Friday, April 27, 2012

Easy recode all missing SPSS or SAS into STATA

* Replaces the variable observations which match the argument after the == sign (-9999) with stata missing(.)


foreach v of varlist * {
    capture replace `v'=. if `v'==-9999
}

Program to recode all missing in SPSS to Stata missing

* Stata code
* Converts all values that equal missing such as -9999 to Stata missing values .

* Drops the program if it is already in the memory.
cap program drop recode_missing


* Defines a new program called recode_missing.
program define recode_missing

  local variable_changed = 0
  local variable_skipped_count = 0
  local variable_skipped


  * Loops through all variables identified by the first argument in the command.
  foreach v of varlist `1' {
   * Replaces the variable observations which match the second argument.
    capture replace `v'=. if `v'==`2'
   if _rc==0 local variable_changed = `variable_changed' + 1
   if _rc!=0 { 
      local variable_skipped_count = `variable_skipped_count' + 1
      local variable_skipped `variable_skipped' "`v'" 
   }
  }


  di "Recoded observations from `1' which equalled `2' into stata missing"
  di "# of variables changed: `variable_changed' "
  if `variable_skipped_count'!=0 {
 di "# of variables skipped: `variable_skipped_count' "
 di "skipped:  `variable_skipped'"
  }
end


* Example syntax
* . recode_missing * -9999
* This command will recode all variables that contain a -9999 into stata missing values ".".

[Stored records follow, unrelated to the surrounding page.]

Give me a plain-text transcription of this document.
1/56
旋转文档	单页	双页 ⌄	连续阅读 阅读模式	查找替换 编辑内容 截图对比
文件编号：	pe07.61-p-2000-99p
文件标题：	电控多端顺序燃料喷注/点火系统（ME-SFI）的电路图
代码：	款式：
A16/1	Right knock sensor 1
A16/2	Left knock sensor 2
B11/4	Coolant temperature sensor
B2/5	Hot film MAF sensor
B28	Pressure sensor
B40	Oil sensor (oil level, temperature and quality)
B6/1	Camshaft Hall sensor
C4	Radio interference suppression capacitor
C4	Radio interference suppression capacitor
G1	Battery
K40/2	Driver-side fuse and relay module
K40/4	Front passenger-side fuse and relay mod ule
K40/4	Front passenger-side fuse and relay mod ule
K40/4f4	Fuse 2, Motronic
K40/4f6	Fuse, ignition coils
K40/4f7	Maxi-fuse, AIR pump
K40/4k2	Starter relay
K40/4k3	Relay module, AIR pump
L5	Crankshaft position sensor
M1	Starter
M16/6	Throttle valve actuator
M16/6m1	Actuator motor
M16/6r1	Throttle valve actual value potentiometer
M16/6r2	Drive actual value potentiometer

***********************************************************
*          example of the command  in action              * 
use http://www.ats.ucla.edu/stat/stata/dae/logit.dta, clear
gen test="adsf"


* Does not make any logical sense to recode 0s as missing
recode_missing * 0


* Recoded observations from * which equaled 0 into stata missing
* # of variables changed: 4 
* # of variables skipped: 1 
* skipped:  test